Correio Braziliense
postado em 07/04/2020 04:33
Na linha de frente do hercúleo combate à doença que impacta não só o Brasil como o restante do mundo, o ministro da Saúde, Luiz Henrique Mandetta, ainda tem de encarar a turbulência de que é alvo, imposta pelo presidente Jair Bolsonaro. Ontem, ele passou por mais um dia de grande desgaste, com rumores de que seria demitido, mas avisou, em entrevista coletiva à noite, que permanecerá no cargo. Mandetta pediu paz para trabalhar. “Infelizmente, começamos com mais um solavanco a semana de trabalho e a gente precisa ter paz”, enfatizou.
Os rumores de que Mandetta seria demitido ocorreram após Bolsonaro receber para um almoço no Palácio do Planalto o deputado federal Osmar Terra (MDB-RS), ex-ministro da Cidadania. Ao longo do dia, a informação sobre a saída do titular da pasta da Saúde, que tem arrancado elogios nos Três Poderes por sua atuação contra o coronavírus, agitou o Congresso e o Supremo Tribunal Federal (STF). Nos bastidores, o presidente do Senado, Davi Alcolumbre (DEM-AP), e da Câmara, Rodrigo Maia (DEM-RJ), fizeram chegar até o chefe do Executivo que não aceitariam a demissão de Mandetta.

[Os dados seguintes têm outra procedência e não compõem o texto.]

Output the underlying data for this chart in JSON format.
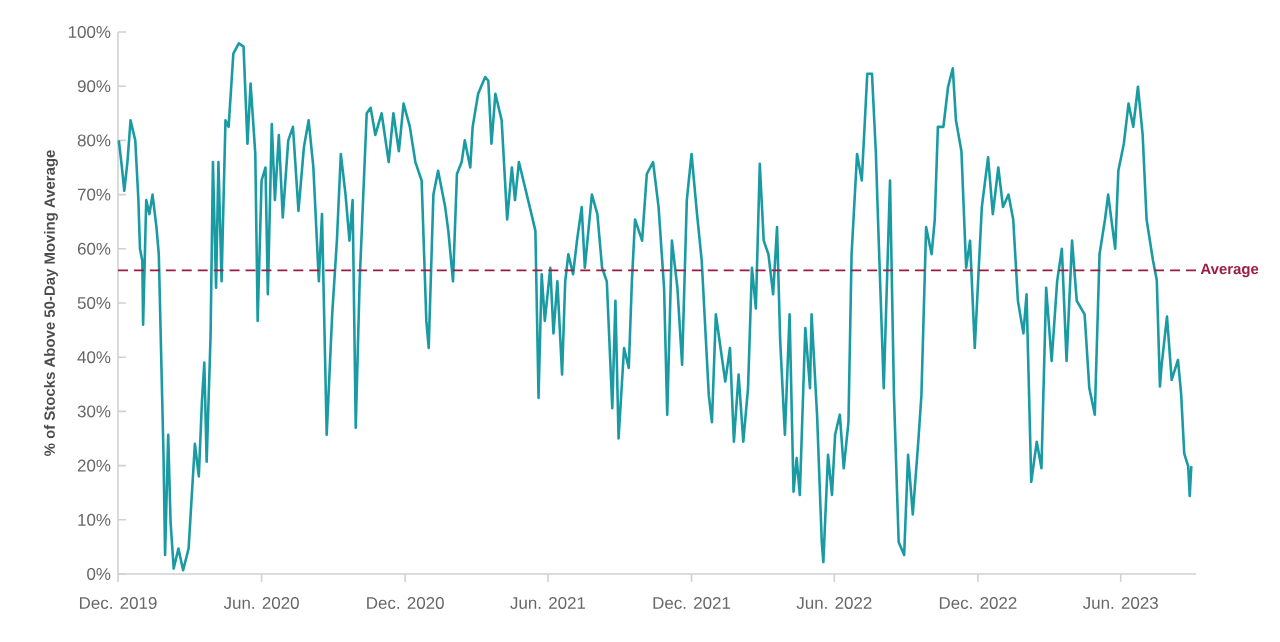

Ministros do Supremo também manifestaram contrariedade à eventual exoneração. Ao fim da tarde, dezenas de técnicos do Ministério da Saúde foram para a frente da sede do órgão destacar que não ficariam em seus cargos se ocorresse a troca de chefe. O assunto também movimentou as redes sociais. No Twitter, em que Bolsonaro e seus apoiadores alegam ter grande influência, as mensagens relacionadas à eventual demissão do ministro bateram a marca de 300 mil em cerca de três horas. O assunto chegou a ficar entre os mais debatidos do mundo.
“Nós vamos continuar, pois continuando, vamos enfrentar nosso inimigo. Médico não abandona paciente, e eu não vou abandonar”, afirmou Mandetta, na coletiva, tranquilizando, inclusive, os técnicos da pasta. De acordo com o ministro, ao longo do dia, servidores do órgão limparam as gavetas, aguardando a saída dele. “Teve gente que limpou as gavetas, inclusive, me ajudou a limpar as minhas.”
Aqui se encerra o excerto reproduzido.